俺が少年のいたところに視線を向けるとその少年は既に存在しておらず結局わからずじまいとなってしまった。が、そっちの正体はある程度予想できたので良しとしよう。
「アガレスさん!!」
トワリンの去って行った方向を見ていると、蛍とパイモンが追いついてきた。
「さっきここからさっきの龍が飛び去っていったけど…何かあったのか…?」
パイモンが俺にそう聞いてきたので俺は蛍とパイモンに先程見たことを話した。あの龍がトワリンという名前であることと緑色の少年がいたことだけを話し、俺が考えているあの少年の正体の予想に関しては話さなかった。

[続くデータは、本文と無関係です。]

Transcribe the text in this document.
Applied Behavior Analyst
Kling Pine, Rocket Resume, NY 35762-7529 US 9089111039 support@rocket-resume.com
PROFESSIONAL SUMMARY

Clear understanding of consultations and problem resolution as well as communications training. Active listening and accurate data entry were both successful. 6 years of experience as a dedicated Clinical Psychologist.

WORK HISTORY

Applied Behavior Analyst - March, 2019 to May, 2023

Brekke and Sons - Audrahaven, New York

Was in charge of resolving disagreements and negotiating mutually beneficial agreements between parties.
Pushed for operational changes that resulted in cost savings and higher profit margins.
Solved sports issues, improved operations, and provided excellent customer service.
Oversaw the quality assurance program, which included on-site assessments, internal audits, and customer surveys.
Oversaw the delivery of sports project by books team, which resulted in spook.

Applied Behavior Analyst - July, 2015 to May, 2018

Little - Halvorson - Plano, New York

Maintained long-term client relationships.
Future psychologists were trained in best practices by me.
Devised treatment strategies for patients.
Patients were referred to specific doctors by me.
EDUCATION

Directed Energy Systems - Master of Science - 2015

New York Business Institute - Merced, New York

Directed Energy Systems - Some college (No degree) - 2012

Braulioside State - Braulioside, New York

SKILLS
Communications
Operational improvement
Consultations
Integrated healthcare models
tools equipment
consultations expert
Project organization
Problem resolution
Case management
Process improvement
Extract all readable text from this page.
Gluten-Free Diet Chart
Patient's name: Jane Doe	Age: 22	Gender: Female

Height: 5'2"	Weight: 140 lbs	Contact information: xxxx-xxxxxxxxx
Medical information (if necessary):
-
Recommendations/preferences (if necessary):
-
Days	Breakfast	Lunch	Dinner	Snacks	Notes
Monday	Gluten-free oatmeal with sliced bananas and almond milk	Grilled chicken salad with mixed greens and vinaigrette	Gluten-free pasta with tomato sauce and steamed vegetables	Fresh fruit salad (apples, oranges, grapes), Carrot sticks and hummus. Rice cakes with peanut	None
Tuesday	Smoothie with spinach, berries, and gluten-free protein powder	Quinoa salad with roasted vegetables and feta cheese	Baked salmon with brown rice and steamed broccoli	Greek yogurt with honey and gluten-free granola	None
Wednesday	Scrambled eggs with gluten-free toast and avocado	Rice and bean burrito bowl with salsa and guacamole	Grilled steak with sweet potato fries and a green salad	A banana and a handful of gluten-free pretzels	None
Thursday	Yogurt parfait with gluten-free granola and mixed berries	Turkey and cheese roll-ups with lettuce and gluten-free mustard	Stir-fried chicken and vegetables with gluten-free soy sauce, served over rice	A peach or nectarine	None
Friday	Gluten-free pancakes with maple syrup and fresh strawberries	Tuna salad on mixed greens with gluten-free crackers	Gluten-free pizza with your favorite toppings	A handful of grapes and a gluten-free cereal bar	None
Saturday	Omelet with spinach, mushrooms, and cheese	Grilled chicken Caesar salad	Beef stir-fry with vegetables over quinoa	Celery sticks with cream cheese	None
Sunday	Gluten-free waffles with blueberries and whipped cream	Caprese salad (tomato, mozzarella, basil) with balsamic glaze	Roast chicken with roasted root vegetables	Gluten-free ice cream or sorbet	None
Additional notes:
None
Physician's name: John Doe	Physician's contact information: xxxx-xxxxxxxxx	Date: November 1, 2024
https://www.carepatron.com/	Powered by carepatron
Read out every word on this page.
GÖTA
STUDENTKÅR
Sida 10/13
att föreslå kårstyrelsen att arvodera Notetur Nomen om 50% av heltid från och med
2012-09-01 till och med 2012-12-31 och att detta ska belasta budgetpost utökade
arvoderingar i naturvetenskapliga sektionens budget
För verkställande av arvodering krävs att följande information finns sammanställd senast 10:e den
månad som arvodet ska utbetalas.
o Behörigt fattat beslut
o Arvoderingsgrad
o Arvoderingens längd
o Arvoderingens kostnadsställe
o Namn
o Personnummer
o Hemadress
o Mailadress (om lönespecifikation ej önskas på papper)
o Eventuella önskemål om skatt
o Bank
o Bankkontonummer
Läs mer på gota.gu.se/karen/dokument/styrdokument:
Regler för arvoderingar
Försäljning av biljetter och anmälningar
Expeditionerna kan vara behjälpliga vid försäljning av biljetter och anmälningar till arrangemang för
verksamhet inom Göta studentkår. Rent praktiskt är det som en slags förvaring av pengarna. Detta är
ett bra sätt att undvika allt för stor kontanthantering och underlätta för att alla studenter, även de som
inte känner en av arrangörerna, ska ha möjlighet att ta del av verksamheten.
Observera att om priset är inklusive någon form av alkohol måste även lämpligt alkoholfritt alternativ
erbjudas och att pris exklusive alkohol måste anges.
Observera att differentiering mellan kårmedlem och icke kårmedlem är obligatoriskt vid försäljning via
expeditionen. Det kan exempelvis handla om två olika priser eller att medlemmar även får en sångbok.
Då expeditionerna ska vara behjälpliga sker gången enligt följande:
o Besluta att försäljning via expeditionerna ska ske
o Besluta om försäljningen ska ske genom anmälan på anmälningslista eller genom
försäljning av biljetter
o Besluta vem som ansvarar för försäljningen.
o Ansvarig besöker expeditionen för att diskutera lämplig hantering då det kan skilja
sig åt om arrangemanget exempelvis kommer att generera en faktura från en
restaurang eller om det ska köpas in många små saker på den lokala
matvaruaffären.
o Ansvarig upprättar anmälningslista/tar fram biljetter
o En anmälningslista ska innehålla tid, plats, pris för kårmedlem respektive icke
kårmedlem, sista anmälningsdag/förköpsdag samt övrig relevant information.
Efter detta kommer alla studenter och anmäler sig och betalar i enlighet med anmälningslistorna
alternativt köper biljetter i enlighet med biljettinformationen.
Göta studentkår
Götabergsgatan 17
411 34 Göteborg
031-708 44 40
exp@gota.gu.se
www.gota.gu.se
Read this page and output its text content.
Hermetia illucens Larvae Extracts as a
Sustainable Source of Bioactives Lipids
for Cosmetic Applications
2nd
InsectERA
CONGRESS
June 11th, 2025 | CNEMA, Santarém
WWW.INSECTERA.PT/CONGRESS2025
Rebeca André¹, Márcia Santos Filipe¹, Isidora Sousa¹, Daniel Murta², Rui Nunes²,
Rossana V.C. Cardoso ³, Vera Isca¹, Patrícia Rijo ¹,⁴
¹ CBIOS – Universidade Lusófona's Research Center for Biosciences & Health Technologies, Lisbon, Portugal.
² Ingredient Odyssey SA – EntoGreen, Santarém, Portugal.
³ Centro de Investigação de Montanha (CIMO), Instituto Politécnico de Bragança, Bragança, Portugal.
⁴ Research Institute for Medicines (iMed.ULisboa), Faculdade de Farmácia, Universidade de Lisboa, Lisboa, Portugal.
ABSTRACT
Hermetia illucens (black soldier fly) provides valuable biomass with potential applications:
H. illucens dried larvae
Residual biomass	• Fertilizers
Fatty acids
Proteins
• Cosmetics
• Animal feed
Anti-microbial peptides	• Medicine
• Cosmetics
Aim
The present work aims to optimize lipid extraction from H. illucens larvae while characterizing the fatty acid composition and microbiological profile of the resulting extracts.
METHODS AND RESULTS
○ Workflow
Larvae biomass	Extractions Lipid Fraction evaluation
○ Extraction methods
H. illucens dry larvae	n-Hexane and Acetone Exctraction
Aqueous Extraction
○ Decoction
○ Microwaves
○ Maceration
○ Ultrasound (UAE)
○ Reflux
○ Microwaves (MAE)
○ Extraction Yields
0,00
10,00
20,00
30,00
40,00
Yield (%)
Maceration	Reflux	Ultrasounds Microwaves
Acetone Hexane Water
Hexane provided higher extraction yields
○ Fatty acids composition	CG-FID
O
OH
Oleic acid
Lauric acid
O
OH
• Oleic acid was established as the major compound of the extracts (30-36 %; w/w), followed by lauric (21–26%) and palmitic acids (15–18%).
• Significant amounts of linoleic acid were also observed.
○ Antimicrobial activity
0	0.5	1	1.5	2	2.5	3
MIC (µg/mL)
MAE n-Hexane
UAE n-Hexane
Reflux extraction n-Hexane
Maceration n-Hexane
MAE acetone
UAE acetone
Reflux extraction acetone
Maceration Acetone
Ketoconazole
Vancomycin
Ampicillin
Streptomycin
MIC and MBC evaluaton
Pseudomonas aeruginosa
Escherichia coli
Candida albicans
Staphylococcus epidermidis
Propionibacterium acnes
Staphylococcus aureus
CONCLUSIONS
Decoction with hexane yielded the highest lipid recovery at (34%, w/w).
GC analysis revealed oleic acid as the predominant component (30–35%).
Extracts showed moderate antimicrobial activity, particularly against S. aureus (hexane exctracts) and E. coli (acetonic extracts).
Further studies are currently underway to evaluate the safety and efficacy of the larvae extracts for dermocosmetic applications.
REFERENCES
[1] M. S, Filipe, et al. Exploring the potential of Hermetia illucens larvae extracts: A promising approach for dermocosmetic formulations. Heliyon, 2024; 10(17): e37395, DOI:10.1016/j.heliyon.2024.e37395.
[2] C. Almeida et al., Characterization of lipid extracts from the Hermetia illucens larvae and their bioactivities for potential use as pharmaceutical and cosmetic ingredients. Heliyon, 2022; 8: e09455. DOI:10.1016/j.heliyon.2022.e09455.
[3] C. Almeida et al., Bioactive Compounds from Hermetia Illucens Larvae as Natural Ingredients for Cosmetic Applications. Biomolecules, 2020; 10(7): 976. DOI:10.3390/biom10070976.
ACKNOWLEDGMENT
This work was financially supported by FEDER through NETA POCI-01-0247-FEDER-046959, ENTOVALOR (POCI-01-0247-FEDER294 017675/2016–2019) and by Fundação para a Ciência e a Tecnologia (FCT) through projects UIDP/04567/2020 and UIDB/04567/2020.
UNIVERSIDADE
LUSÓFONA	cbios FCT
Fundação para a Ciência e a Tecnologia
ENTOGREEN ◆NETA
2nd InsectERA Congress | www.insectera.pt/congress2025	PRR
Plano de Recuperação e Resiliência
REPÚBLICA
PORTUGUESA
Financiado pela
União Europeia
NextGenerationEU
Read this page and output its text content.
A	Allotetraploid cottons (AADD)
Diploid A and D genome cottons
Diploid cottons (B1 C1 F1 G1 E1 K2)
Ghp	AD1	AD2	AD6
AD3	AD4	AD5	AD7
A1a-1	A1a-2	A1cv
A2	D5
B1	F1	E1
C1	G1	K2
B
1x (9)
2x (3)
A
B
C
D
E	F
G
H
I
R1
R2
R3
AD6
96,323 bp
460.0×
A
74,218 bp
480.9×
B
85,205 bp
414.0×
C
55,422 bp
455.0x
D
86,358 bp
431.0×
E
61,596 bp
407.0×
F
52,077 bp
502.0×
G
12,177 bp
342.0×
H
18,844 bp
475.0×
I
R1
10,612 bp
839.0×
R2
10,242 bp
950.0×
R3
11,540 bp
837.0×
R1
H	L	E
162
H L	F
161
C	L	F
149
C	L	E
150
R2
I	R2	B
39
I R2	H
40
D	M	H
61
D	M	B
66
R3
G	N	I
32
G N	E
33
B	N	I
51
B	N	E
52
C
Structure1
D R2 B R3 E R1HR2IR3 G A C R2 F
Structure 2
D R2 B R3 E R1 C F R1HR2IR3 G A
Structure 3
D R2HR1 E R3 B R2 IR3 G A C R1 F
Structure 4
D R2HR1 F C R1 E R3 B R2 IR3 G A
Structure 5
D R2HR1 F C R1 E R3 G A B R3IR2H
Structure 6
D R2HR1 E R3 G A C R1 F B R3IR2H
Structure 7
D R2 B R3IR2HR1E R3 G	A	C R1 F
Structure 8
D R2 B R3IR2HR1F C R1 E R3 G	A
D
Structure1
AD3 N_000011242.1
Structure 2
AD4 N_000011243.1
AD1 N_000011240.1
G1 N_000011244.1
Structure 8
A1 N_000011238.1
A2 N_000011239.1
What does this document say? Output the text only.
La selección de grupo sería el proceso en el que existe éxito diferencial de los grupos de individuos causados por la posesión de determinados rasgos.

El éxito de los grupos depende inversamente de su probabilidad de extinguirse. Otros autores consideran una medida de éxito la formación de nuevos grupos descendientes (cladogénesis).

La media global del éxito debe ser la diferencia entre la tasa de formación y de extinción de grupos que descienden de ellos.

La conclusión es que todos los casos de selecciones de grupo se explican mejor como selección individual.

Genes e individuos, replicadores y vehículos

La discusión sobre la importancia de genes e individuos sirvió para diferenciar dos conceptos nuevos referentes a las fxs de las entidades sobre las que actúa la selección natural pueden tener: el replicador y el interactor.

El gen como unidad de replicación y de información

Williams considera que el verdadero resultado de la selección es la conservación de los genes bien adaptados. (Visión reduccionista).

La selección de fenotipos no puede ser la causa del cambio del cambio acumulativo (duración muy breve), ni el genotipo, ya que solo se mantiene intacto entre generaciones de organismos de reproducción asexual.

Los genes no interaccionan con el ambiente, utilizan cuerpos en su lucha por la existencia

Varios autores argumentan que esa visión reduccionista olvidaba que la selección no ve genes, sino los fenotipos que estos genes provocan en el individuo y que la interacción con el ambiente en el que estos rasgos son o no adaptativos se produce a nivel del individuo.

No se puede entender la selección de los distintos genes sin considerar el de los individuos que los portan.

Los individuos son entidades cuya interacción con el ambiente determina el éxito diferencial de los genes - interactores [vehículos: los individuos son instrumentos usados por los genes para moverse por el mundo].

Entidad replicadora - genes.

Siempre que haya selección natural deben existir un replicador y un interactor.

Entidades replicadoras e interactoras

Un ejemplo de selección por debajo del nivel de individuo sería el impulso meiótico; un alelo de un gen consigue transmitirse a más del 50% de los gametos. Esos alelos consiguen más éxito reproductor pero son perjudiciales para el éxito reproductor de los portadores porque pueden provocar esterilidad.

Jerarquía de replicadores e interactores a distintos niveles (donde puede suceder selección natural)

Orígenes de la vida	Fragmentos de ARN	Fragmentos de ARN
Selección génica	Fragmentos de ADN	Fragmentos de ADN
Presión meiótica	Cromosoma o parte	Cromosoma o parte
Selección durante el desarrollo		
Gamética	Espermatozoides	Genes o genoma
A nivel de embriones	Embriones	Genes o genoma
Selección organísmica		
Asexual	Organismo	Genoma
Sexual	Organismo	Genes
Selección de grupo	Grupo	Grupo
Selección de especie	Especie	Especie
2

話を聞き終えた二人は驚いている様子だったが、パイモンがなにかに気付いたように蛍に話しかけた。
「それより旅人、さっき龍がいたっていう場所になにかあるぜ?」
言われて初めて、俺もそのモノに気が付く。非常に濃縮された風元素の塊だが、不純物が混ざり赤く変色している。ともすればただの風元素の濃縮物だが、俺の目には涙のように映っていた。
蛍とパイモンが俺に視線を向けてきたが、俺にもアレが何かはわからない。しかし、
「アレは多分トワリンから出たものだろう。平たく言えば風元素の結晶体のようなものだ…ただ、不純物が多くて構造そのものはよくわからない。他の人が見つけたら危険かも知れないから俺達で回収したほうが良いかもな」
トワリンから出たものだとすれば、それは彼が深い悲しみを抱いていることを意味しているように思えてならなかった。
さて、俺の言葉に対してパイモンがうんうんと首肯いて同意しながら、
「確かに他の人が見つけると危険だろうし…オイラ達で回収しようぜ!」
蛍とパイモンがトワリンの涙(?)を回収しているのを尻目に、俺は再び考察に耽らずにはいられないのだった。
先ず間違いなく誤字があるはずだ…本当にごめんなさい。
出来る限りないように頑張ります…。